A.C. Scartezini
A.C. Scartezini

A perda de prestígio presidencial chegou aos mais pobres e incluiu o Norte e o Nordeste

A rejeição ao governo Dilma subiu de 24% no começo de fevereiro para 62% no início da semana passada. A aprovação como ótimo ou bom desceu de 24% para aa metade, 13 pontos no mesmo período. Desde o governo Collor, nenhum presidente foi tão impopular. Ao ser afastado do Planalto, Collor tinha 68% de rejeição.

A taxa mais alta de rejeição a Dilma ocorreu no Centro-Oeste, com 75% – antes da visita da presidente a Goiânia na quinta-feira. A seguir, o Sudeste, com 66%. A maior taxa de aprovação pertence ao Norte, com 21% — contra 51 de rejeição. A seguir vem o Nor­deste, onde 16% aprovam contra a maioria de 55%  que rejeitam.

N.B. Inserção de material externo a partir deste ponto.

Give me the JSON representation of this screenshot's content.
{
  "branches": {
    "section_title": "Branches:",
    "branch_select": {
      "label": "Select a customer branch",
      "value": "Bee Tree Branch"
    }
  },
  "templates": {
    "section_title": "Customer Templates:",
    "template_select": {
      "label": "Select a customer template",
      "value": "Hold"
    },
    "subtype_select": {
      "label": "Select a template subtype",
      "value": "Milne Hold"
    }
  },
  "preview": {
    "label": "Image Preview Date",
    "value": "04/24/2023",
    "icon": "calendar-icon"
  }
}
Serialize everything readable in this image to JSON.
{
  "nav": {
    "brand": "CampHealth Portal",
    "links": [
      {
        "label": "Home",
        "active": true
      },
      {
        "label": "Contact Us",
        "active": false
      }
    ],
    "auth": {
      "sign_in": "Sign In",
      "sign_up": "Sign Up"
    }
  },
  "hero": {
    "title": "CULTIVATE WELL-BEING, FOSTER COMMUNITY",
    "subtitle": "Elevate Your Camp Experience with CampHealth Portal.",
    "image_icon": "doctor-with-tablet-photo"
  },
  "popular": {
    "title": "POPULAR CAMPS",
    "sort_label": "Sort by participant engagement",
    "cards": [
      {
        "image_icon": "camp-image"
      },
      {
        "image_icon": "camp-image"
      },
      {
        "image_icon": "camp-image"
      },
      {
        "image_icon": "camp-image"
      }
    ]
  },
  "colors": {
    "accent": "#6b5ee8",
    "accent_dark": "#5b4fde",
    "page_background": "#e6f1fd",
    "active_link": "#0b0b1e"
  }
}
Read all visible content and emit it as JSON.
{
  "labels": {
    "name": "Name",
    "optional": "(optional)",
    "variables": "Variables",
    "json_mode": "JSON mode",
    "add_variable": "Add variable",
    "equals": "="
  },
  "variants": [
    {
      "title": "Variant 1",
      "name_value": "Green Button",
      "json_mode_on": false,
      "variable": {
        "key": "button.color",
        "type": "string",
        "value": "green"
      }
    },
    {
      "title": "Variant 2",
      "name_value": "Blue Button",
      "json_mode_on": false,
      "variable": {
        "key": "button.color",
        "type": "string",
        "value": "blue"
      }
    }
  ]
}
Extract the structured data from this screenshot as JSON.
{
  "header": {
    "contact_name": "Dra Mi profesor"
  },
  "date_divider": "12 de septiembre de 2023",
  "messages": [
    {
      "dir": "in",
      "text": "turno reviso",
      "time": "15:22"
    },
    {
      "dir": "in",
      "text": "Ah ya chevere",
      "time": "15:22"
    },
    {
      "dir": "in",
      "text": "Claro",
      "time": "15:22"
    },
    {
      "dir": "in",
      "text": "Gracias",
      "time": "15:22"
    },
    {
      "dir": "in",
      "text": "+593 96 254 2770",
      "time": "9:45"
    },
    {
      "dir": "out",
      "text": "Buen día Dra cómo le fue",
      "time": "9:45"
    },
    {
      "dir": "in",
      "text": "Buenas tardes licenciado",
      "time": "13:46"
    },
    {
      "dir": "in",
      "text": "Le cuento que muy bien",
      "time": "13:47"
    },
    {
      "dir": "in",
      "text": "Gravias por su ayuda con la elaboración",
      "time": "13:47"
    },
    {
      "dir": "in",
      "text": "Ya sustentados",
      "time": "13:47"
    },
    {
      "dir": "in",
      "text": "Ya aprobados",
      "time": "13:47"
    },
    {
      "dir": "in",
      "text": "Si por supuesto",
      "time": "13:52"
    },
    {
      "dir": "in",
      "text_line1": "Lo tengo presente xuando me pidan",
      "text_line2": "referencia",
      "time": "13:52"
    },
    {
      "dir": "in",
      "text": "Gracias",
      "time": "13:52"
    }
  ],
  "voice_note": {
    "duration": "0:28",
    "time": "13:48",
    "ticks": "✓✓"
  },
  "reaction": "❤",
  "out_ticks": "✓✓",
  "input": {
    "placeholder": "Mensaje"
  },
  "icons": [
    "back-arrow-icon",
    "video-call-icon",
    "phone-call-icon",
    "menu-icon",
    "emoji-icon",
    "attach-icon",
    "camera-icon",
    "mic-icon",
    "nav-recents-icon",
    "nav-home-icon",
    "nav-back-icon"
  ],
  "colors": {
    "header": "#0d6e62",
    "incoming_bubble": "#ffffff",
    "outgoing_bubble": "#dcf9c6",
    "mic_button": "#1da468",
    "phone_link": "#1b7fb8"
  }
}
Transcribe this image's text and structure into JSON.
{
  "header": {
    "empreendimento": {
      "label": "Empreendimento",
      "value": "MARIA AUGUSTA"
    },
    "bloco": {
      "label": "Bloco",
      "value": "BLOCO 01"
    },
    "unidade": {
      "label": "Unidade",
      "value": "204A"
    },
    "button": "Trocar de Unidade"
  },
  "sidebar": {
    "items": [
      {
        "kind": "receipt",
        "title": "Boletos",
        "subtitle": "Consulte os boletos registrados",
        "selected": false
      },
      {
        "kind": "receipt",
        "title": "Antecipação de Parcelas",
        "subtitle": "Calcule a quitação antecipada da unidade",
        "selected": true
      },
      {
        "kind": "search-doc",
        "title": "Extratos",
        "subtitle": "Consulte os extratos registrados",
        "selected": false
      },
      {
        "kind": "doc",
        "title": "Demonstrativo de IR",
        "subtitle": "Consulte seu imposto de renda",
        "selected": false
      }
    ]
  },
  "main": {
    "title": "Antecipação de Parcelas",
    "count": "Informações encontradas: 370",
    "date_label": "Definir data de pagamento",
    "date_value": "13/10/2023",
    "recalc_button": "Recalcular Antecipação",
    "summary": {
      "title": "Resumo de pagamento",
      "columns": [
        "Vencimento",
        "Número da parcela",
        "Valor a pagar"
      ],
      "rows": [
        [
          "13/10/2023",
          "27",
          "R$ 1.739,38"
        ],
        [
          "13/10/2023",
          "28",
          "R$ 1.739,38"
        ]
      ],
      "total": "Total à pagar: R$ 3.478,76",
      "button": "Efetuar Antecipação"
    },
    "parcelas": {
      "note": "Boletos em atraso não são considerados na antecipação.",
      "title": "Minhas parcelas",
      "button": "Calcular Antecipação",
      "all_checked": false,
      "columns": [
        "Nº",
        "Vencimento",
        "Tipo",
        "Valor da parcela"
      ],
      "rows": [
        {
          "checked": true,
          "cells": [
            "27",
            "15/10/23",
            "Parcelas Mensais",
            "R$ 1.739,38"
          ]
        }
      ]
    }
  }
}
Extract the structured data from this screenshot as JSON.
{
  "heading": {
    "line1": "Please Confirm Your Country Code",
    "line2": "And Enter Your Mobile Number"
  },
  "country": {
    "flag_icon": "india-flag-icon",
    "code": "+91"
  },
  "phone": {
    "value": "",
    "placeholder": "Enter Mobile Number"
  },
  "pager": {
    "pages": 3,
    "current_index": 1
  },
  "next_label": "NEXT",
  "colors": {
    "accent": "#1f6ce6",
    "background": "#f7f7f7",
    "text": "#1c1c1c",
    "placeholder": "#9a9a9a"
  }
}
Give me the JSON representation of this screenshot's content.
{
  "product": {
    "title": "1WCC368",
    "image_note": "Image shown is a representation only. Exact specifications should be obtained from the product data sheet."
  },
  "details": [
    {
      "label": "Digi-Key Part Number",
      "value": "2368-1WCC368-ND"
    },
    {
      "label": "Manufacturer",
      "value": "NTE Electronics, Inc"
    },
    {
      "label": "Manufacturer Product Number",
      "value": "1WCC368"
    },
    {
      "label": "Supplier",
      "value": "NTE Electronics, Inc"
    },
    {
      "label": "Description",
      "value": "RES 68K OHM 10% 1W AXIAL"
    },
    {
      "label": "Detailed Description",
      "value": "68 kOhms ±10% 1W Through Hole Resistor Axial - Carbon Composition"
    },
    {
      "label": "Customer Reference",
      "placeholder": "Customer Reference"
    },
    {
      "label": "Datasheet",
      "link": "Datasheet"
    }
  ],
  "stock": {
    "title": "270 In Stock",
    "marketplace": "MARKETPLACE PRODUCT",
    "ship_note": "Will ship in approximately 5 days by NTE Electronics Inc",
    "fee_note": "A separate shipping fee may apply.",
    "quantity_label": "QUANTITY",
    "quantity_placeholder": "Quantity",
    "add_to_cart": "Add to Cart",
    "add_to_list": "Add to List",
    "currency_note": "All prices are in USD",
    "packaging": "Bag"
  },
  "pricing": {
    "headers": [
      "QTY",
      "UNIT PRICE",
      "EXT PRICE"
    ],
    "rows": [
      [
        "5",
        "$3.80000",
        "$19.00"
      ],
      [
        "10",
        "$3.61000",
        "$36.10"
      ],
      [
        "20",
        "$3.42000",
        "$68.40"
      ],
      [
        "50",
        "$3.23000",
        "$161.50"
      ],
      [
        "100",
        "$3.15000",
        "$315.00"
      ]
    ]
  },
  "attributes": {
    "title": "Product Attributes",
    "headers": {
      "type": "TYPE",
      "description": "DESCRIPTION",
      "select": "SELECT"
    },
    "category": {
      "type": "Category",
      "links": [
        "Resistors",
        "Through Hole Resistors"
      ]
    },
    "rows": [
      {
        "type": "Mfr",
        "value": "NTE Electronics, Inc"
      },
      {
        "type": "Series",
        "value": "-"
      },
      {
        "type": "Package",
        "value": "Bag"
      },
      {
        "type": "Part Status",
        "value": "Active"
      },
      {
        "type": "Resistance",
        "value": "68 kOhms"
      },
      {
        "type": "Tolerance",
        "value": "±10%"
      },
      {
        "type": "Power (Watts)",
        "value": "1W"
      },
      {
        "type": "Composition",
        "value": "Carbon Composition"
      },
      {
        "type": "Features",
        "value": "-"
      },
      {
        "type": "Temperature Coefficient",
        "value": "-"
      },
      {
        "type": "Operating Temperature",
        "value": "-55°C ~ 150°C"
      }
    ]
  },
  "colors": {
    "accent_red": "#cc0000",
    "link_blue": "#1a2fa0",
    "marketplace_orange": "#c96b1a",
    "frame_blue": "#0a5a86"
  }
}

Entre as pessoas com renda até dois salários mínimos, a rejeição é de 60%, quatro vezes superior aos 15% que aprovam. Entre os dois e cinco mínimos, a rejeição é quase sete vezes maior: 66% contra 10. Acima de 10 mínimos, a proporção é menor: 65% a 14. Entre 5 e 10 mínimos, a proporção é a mesma dos mais ricos: 65% a 13.